This article appeared in The Telegraph on March 9th, 2022
Any “rented MiGs” will be a significant boost to Ukraine, but they won’t tip the air balance on their own.
Even if the country manages to take delivery of the 28 MiG-29 fighters offered by Poland, it will take some time for the jets to be as effective as they need to be in the skies over their country.
Designed originally to race into the air to take on the US F-15 and F-16 combat aircraft, the jets have been developed over the years to be able to strike ground targets, including with precision-guided munitions.
The Russian-made aircraft are strong, sturdy, reliable, competent and can turn on a sixpence. But with big engines and small fuel tanks, they have very little endurance.
They are not built to the same standards as Western aircraft; the tolerances are much lower. As such, they are a bit heavier than a US F-16 or RAF Typhoon, and whilst they may be able to carry state-of-the-art weapons, the airframes are anything but.
In the hands of Ukrainian pilots, they would be a “thorn in the side” of Russian air and ground forces, a defence source told The Telegraph. But they are limited.
An extra 28 jets would be incredibly helpful for Ukraine, particularly as Russia has failed to achieve air superiority over the country.
Unless Ukraine has a sophisticated logistics organisation though, where would all the additional spare parts come from that are needed to keep the fleet operational?
Without additional spares, probably half of the gifted Polish machines would quickly turn into glorified Christmas trees, supplying spares for the rest of the fleet.
Even with an established support system, a maximum of about 10 aircraft from this extra tranche would be expected to be serviceable and ready to fight on any given day.
Reinforcing maintenance teams
However, there is much more to employing air power than simply having airframes available.

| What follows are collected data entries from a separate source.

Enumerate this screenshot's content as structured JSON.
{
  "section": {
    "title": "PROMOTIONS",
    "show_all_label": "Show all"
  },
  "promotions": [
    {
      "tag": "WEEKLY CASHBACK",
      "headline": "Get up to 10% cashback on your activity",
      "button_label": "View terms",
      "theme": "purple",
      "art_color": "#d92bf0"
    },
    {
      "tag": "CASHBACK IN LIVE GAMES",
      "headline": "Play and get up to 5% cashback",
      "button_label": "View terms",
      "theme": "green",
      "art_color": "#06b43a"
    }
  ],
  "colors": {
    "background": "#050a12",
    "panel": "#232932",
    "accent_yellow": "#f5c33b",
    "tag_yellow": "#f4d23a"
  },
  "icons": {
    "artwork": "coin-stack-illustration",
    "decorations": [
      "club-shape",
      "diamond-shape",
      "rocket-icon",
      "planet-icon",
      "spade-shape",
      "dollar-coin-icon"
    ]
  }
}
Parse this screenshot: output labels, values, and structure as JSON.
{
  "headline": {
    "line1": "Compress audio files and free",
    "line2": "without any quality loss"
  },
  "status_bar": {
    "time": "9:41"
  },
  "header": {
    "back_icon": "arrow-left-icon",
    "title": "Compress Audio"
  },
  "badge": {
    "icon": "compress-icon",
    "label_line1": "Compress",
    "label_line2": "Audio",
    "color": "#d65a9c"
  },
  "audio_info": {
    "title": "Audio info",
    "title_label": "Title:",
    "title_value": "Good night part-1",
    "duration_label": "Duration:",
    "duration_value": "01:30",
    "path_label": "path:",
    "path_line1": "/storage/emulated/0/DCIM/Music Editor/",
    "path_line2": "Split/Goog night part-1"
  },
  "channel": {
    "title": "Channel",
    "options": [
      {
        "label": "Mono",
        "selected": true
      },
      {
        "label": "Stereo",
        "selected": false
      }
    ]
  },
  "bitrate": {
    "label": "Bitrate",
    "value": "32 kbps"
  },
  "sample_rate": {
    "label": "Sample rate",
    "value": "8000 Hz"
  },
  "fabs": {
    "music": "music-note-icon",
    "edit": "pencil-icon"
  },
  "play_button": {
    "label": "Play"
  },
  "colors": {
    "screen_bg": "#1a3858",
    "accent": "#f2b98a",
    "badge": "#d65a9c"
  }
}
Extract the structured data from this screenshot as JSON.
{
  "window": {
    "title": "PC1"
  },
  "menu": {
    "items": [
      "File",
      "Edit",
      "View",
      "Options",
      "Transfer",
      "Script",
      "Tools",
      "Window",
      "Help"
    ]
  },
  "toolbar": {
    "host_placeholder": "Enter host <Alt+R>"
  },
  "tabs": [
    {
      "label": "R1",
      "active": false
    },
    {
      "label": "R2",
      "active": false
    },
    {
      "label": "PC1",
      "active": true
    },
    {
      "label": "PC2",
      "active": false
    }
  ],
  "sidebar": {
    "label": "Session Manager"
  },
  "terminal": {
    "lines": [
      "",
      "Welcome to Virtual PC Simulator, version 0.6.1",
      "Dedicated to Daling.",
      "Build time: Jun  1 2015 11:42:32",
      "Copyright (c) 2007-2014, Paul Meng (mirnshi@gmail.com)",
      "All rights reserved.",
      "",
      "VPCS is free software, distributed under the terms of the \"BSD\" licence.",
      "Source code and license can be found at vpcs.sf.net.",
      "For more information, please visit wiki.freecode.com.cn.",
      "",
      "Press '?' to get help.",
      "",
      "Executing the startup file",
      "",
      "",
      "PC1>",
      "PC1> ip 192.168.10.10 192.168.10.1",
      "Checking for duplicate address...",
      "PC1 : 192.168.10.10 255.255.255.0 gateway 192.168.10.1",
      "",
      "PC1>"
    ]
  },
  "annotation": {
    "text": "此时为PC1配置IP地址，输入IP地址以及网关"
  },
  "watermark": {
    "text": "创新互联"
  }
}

Pilots, mechanics, avionics technicians and airspace managers are just some of the roles needed to deliver military power from the skies. All of them must be available on the day.
And where would they fly from? Ukraine has limited options. Russia failed to land many cruise missiles on Ukraine’s military runways at the start of this campaign, but holding the fleet all in one place invites disaster.
Equally, splitting the fleet up in a bid to protect the airframes would create operational headaches when the order to launch missions was sent.
It is possible that Ukraine could set up a temporary forward operating base on a motorway in the west of the country, under the protection of an air defence umbrella.
The RAF practised for these sorts of scenarios during the Cold War, but they’re not easy, and it is unlikely that any air force could set up such a contingency with no notice.
The point of no return?
The issue of gifting the MiGs to Ukraine has raised other concerns. The plan to send the aircraft, possibly via the US Air Base in Ramstein, Germany, has seemingly crossed a red line.
Western politicians and Nato officials were left scratching their heads on Wednesday morning, wondering where the threshold of acceptable and not acceptable lethal aid lies.
Could Ukrainian pilots fly the jets directly from Poland? Was Poland seeking to spread the risk by announcing, seemingly without negotiating first with Washington, they would send the planes to Ramstein?
Would Vladimir Putin, a man known to like taking risks and who has repeatedly raised the spectre of nuclear weapons, deem the supply of Soviet-era fighters from the West a step too far?
Ben Wallace, the Defence Secretary, was blunt in his analysis. He said there would be “blowback for Poland if it happened”.
However, Eduard Heger, the prime minister of Slovakia, a Nato member, seemed to disagree.
“We are all united in this. The risk is always ours together as Nato, the EU or Europe,” he told BBC Radio 4’s Today programme. “It’s not about individual countries because Ukraine is fighting for democracy.”
An unhelpful precedent
Western officials think Putin would use nuclear weapons if his regime was threatened, and then only – initially, at least – as a demonstration: a “small” battlefield nuclear strike against an airfield, or a detonation in the atmosphere above a city to knock out power through the electromagnetic pulse.
Poland was unwise to force the US to decide whether it thinks Putin would view sending the MiGs from Ramstein as sufficiently escalatory to threaten the use of nuclear weapons.
An unhelpful precedent has been set regarding the threshold of what lethal aid is acceptable and what is not.
Putin will now do all he can to push that threshold down in order to stop the flow of tank-busting missiles wrecking his military ambitions.
All the while, the MiG-29s are still in Poland and Ukraine is still being pounded from the air.